A multi-year malware campaign named ShadyPanda quietly turned seemingly harmless Chrome and Edge extensions into spyware that reached millions. Security researchers traced staged updates that slipped surveillance code into wallpaper and productivity add-ons, exposing browsing data, credentials, and persistent identifiers. Browser stores eventually removed the offending extensions after investigators documented the scheme and its widespread impact. This article walks through what happened, how the attack worked, and practical steps to check your browser extensions and limit exposure.
The operation affected roughly 4.3 million users who installed extensions that later received hidden malicious updates. Many of those add-ons first appeared as innocent tools like wallpaper changers and simple utilities before their behavior shifted years later. Attackers exploited the browsers’ trusted auto-update mechanisms to push the changes without any user action or obvious warning signs.
Once active, the compromised extensions injected tracking code into real links to collect affiliate revenue, hijacked searches and redirected queries, and logged a broad range of signals. Collected data included browsing history, search terms, cookies, keystrokes, fingerprinting details, local storage, and even mouse movement coordinates. Researchers also reported the introduction of a backdoor capable of hourly remote code execution, giving attackers deep browser access and the ability to exfiltrate persistent identifiers.

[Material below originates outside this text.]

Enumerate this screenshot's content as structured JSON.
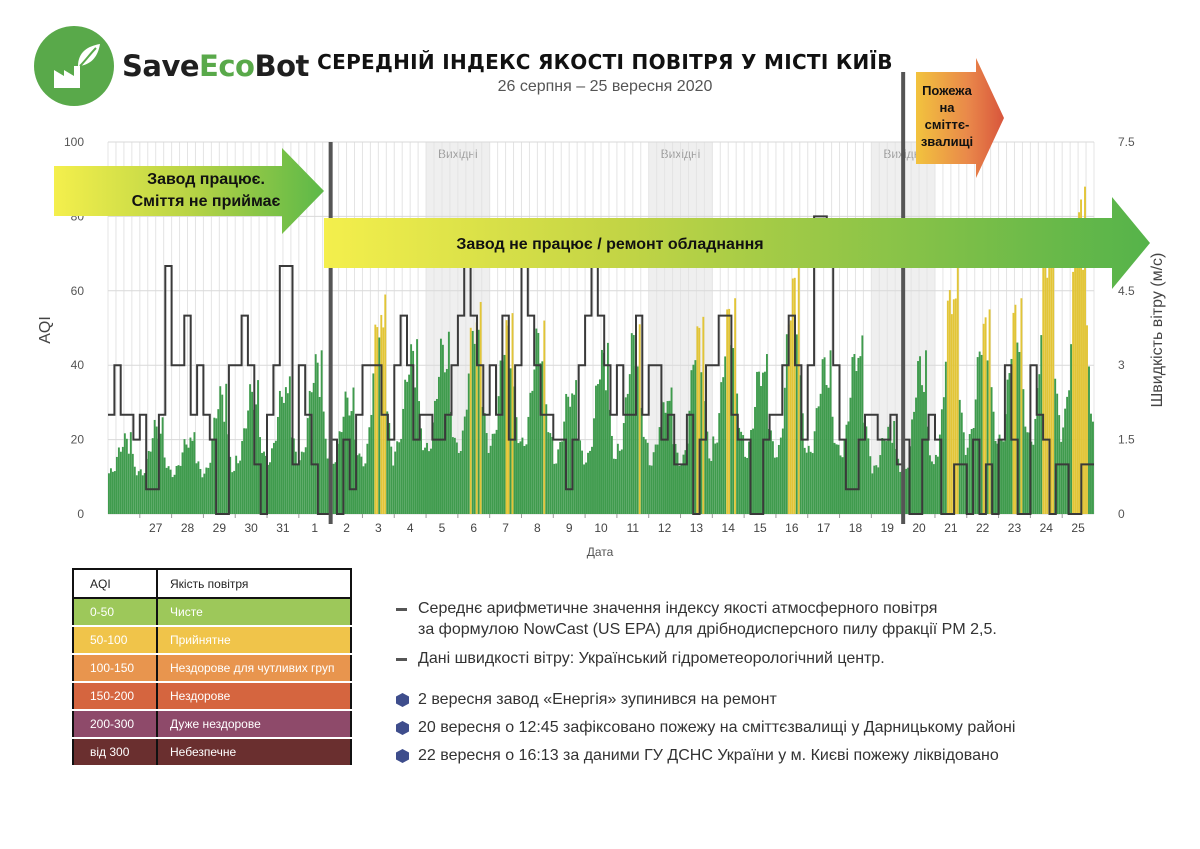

Beyond simple tracking, the extensions demonstrated the capability to mount adversary-in-the-middle attacks that could steal credentials, hijack sessions, and inject code into web pages. The malicious samples were careful to avoid detection: when developer tools were opened they switched to an inert mode so casual inspection would miss the malicious behavior. Google removed the malicious extensions from the Chrome Web Store and a spokesperson confirmed that none of the extensions listed are currently live on the platform.
Microsoft likewise took action to clear the Edge Add-ons store and stated their position firmly: “We have removed all the extensions identified as malicious on the Edge Add-on store. When we become aware of instances that violate our policies, we take appropriate action that includes, but is not limited to, the removal of prohibited content or termination of our publishing agreement.” These removals help, but they do not erase the data that was already siphoned off.
If you want to check your own browser, start by opening Chrome and visiting the extensions page. Look through each installed add-on, click Details, and note the Extension ID to compare with known bad identifiers. If you find a match, remove the extension right away and restart the browser to clear any lingering in-memory state.
Do the same for Edge by opening its extensions page and inspecting the details for each item. Record the Extension ID and remove anything suspicious or unknown, then restart the browser. Many of the offending tools were wallpaper or productivity extensions, including familiar names like Clean Master, WeTab, and Infinity V Plus, so delete anything with an unfamiliar or risky name and permissions.
After removing suspect extensions, change passwords for accounts you accessed while the spyware might have been active and enable two-factor authentication wherever possible. A password manager helps create and store strong, unique passwords so a breach of one account does not domino into others. Also scan your email addresses in breach-checking tools and update any reused credentials immediately.
Antivirus and endpoint tools may not have detected this campaign because of how updates were rolled out, but good security software still matters for blocking other threats and flagging suspicious behavior. Limit the number of extensions you install, stick to well-known developers, and be cautious when an extension requests broad permissions it does not need. Those small habits reduce the chance that a trusted add-on can silently morph into spyware and cause long-term exposure.